もう1つが、「コンテンツの品質」。ハードウェアがいくら進化しても、コンテンツの水準が低ければ気持ちの良い体験はできません。
「VRは総合芸術!」 SCEWWS吉田修平氏が語るVRの現状と未来

  • 「視点」の移動をどう解決するか

Unityエバンジェリストの伊藤周氏は、VRの課題としてコンテンツの質のほかに「酔い対策」「実在感」「移動」を挙げます。

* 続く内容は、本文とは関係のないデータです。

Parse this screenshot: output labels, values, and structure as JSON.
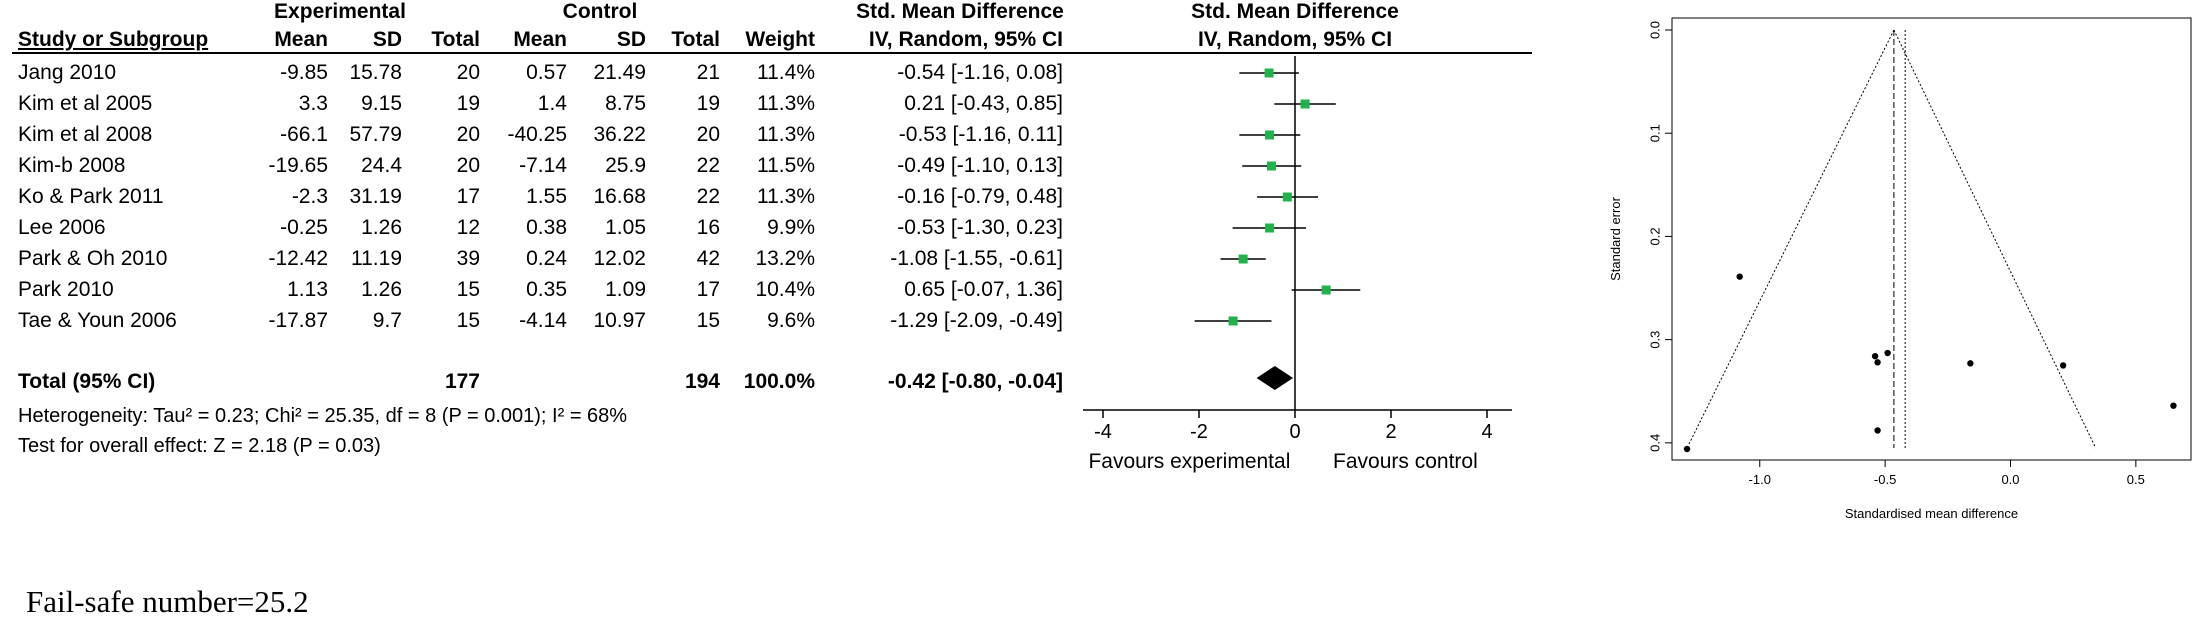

プレイヤーの身体を動かさず、客観視点で進行するゲームであれば、VR酔いしないのがわかっています。3D空間の中で、神の視点で存在する形式です。面白いのは確かですが、VR本来の浮遊感は味わえません。移動の問題とも絡みますが、いつかは解決しなければならない問題です。
引用:VRFREEK

 

  • ユーザーを現実に戻す「遅延」

また、Androidの開発VPであるDavid Burke氏は、技術的な課題としてレイテンシー(データ処理のために発生する遅延)をあげています。ユーザーの動きと映像の表示がズレるほど、ユーザーとしてはプレゼンスを感じにくくなってしまいます。
Android N、レイテンシーを20ミリ秒に抑えたVRモード搭載

  • 映像の迫力を感じさせる「画質」

株式会社ワールドエリアネットワークスの三谷歩氏は、解像度の問題を挙げます。現在のVRコンテンツの解像度は2K画質ですが、モーションVR(360°動画)としては画質が足りていません。フルHDモニタで美しいパノラマ画像を再生するには8Kは必要ではないかということです。
VR業界の可能性と課題

このようにVRの普及に向けていくつか課題はあるものの、UnityやUnrealEngine4など、簡単にプログラミングできるゲームエンジンが登場し、ベンチャーキャピタルなどからの資金も流入するなかで、VRはまだ誰もしらない世界へと発展し続けているのです。